The Virgin Active app allows members to scan in and out of the club without a card, earn points and unlock weekly rewards, training streak bonuses and membership discounts. Members have access to exclusive content across eight categories of exercise, including yoga and pilates. It also offers more than 700 workout videos.

“The app is there to encourage members to be healthier and to entrench healthy behaviour,” Kowarski said.

Earlier this year, the group partnered with Epic Padel to launch the Virgin Active Padel Club.

Padel courts are being built at existing Virgin Active clubs and at some new locations. Virgin Active will be partnering and managing the Virgin Active Padel Club with Epic Padel.

“We have also invested significantly in member experiences through our new app and rewards programme, as well as the new Virgin Active Padel Club, which will give our members more options and ease of access to wellness activities that they love. To date, 15 Padel courts have been opened in Cape Town and Johannesburg, with another 42 courts expected to launch by Q1 next year and a further 45 earmarked for the remainder of 2024,” Kowarski said.

The Virgin Active Padel Clubs are open to members and non-members.

Kowarski said the investment was driven by a widespread return to gyms and a refocus on wellness after the pandemic, with members supporting Kauai and NÜ Health Cafés at the gyms.

“We have seen very significant, double-digit growth in revenue, transaction costs and spend at Kauai (and NÜ, which are in select gyms). It’s not a cheap product, to be honest, but people are reallocating funds towards healthy eating and just looking after themselves.” 

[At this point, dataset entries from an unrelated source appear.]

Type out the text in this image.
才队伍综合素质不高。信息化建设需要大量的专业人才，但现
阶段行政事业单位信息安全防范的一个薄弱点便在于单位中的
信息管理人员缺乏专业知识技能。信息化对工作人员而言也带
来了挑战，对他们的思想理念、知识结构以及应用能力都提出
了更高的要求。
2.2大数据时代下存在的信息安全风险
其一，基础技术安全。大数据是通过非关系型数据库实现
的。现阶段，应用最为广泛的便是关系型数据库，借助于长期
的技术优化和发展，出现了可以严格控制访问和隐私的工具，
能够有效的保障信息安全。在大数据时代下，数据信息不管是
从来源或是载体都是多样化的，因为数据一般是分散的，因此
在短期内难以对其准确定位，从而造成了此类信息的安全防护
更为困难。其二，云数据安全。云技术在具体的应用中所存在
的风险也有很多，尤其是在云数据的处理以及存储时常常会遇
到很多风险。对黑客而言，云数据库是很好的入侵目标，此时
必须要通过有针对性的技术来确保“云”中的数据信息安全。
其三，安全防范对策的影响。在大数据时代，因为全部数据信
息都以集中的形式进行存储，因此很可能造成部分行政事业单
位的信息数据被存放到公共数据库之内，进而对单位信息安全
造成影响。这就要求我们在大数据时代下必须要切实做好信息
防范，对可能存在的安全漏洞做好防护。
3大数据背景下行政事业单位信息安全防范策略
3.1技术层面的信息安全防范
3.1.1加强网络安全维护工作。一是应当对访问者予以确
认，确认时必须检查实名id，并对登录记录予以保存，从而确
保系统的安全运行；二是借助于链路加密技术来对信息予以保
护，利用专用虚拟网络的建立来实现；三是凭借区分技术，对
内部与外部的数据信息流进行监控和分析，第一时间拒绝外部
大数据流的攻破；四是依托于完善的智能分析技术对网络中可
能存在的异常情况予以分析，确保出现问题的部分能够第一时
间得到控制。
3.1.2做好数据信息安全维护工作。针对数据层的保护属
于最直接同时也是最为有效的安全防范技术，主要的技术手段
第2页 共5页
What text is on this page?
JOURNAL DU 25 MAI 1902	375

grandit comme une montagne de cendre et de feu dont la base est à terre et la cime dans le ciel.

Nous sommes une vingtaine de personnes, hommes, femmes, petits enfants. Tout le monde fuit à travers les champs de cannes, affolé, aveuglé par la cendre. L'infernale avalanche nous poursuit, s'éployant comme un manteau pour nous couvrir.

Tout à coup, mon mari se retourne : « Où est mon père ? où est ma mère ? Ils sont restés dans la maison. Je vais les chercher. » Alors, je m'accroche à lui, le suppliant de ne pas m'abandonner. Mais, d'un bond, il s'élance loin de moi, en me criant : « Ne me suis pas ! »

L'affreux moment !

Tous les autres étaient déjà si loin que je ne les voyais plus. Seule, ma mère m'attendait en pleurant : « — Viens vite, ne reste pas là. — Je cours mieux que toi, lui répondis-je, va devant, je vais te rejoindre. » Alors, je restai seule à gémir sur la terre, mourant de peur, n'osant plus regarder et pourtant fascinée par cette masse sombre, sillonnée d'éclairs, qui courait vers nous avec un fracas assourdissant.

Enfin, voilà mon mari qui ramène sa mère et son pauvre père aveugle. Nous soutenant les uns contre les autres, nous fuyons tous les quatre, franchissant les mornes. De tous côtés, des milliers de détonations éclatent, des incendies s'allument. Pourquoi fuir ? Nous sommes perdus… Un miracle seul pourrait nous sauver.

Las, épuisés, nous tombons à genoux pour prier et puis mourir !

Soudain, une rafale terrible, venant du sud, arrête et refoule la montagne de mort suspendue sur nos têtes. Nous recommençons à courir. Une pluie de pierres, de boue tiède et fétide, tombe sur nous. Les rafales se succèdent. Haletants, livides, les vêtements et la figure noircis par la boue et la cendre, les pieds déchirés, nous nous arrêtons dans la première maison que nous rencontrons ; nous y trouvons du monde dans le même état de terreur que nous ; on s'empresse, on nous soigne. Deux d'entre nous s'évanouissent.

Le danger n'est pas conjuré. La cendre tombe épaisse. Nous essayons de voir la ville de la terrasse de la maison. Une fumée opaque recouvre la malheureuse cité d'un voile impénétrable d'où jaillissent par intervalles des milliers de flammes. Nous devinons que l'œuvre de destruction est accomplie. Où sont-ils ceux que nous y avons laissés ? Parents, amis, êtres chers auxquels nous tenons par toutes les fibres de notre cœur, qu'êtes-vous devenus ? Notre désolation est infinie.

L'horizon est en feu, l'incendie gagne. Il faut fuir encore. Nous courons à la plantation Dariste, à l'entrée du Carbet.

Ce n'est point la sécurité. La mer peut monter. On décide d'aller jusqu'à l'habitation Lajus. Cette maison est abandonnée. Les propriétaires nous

Where gym refurbishments are being done, the group is also focusing on creating coworking spaces, because many members are using the clubs as their “third space” to meet and work remotely. 

“We’re committed to bringing increased value to our members through this investment, creating spaces and facilities that provide wellness solutions across the spectrum of fitness, nutrition and mental wellbeing. One of the cornerstones of building a sustainable business is being disciplined with capital allocation.”

Unfair competition? 

On 3 September, the Sunday Times reported that an independent gym had taken Virgin Active, Planet Fitness and medical insurance companies that reward their members with discounted gym membership fees, including Discovery Health’s Vitality, Sanlam Reality and Momentum’s Multiply wellness rewards programmes, to the Competition Tribunal.

Antonio Iozzo, founder of Body Action Gym in Bedfordview, Ekurhuleni, accused the gyms and rewards programmes of cartel-like behaviour because the subsidised gym memberships are offered exclusively to members of the three rewards programmes.

Body Action is said to be a six-star, 5,000m² mega facility.

Iozzo wants the commission to compel Vitality, Sanlam and Momentum to extend the rewards benefits to his and other independent gyms.

Virgin Active dismissed the complaint as having no merit, reported the newspaper, saying all contractual agreements with reward scheme partners were “prepared and reviewed by expert competition law practitioners who ensure that the contracts comply with all competition laws” which the Competition Commission had been given sight of.

Lisa Short, on behalf of Planet Fitness, said they were aware of the complaint first laid with the Competition Commission and later self-referred to the tribunal.

“We are of the view that the complaint is without merit and fails at the level of fact and law. There is no basis to the contention that Planet Fitness is anticompetitive.”

The complaint is still being investigated. DM

This story has been updated. Virgin Active is managing the padel clubs with Epic Padel, not the Racket and Ball Club as previously reported.